African air transport is projected to grow at six per cent annually well into the next decade. The region that accounts for just three per cent of global air traffic is also seen as an opportunity for growth given the unmet demand gap for air services.
'Open airspace'
After dragging their feet on the 1999 Yamoussoukro Decision that provided for the full liberalisation of Africa’s airspace, the continent’s leaders in January launched the Single African Aviation Transport Market (SAATM).
Twenty-six countries have so far signed up to the pact. Once implemented, SAATM is expected to open up the market for air services with unrestricted frequencies.
Experts are pinning their hopes on the fact that intra-African air travel remains disjointed leading to a significant degree of blockage and leakage of traffic.
For example Dubai, well outside the African mainland, is the eighth largest hub for connecting African aviation. It is unlikely that the existing airlines can fully exhaust the opportunity that liberalisation of Africa’s skies presents.
According to OAG, a UK-based global aviation data company, only three of the 10 largest cities in Africa have direct air connections with each other.
That compares with an inter-connectivity level of 97 percent for European cities. Regional aircraft manufacturers argue that there are as many as 250 new routes on the continent that could be profitably opened up using new generation turboprop aircraft.
Mr Obbo agrees but cautions that those opportunities do not automatically translate into success factors for startups for two primary reasons: One is that the industry’s operational model has changed with the market coalescing around a few hubs and networks through alliances such as SkyTeam, One World and the like.

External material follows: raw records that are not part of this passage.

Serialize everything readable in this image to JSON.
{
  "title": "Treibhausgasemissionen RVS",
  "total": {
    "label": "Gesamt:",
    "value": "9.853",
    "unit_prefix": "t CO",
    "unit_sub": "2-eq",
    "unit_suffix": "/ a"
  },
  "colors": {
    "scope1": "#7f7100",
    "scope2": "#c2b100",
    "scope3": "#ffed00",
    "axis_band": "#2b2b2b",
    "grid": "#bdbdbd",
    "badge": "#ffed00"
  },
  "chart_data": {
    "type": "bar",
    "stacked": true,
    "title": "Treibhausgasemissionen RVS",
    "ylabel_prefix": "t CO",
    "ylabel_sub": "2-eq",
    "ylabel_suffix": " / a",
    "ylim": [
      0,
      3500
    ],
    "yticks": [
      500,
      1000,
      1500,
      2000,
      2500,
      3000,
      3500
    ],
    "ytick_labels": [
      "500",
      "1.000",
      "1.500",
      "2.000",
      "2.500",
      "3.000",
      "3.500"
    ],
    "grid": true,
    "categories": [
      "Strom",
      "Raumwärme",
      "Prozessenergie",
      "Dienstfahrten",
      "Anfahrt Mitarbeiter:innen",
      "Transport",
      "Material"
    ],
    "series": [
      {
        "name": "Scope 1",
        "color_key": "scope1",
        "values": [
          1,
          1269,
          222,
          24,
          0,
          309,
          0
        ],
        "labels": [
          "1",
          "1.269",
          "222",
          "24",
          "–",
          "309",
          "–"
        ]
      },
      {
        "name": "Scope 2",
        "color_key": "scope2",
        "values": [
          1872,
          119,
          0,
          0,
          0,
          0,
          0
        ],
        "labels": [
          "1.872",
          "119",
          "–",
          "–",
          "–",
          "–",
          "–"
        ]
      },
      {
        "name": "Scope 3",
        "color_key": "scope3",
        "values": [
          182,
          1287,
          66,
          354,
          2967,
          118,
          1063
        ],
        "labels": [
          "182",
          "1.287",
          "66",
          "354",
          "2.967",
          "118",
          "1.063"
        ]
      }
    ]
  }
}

“SAATM will open up markets but growth will be within the existing hub structure. Successfully developing competing new hubs is going to call for patience and the shareholders in these new airlines need to be psychologically and materially prepared,” Mr Obbo argues.
That means the new carriers will go through a longer burn curve before they build up the credentials to join any of these alliances while flying to the same hubs will add capacity and drive prices and yields down.
Giving the example of East Africa where there are already three hubs – Nairobi, Dar es Salaam and Kigali, and a prospective Entebbe.
Mr Obbo argues that having so many hubs close to each other can drive the carriers to a point where they are feeding off each other without generating any new traffic.
The other challenge he sees, revolves around the passenger mix. Because of weak economies, few Africans are flying from within their own markets.
This means that close to 90 per cent of the traffic in some cases is externally generated. As a result, an airline needs a diversified network to aggregate this traffic into economic loads. Attracting external customers who are already attached to existing brands will be a tough job.
“I'm not saying that it cannot work. But it will call for a lot more investment because you are going to need a very diverse network to tap into a passenger base whose bulk is externally generated,” he said.
Mr Obbo’s views buck the optimism of the business plan for Uganda Airlines, which will take delivery of its first aircraft in January 2019. The plan projects a load factor of 60 per cent and a profit of $3 million in the first year.
On the other hand, the same airline will during the first two years of operation need to generate monthly revenues of $8 million to service the loans that have been contracted to finance the purchase the four CRJ900 aircraft.
That figure will rise to $21.8 million monthly when the two Airbus A330 long-haul aircraft join the fleet in 2021.
With all the uncertainties that stalk the air transport industry, the Treasury must be prepared to fork out this money if the plan is to have a chance of success.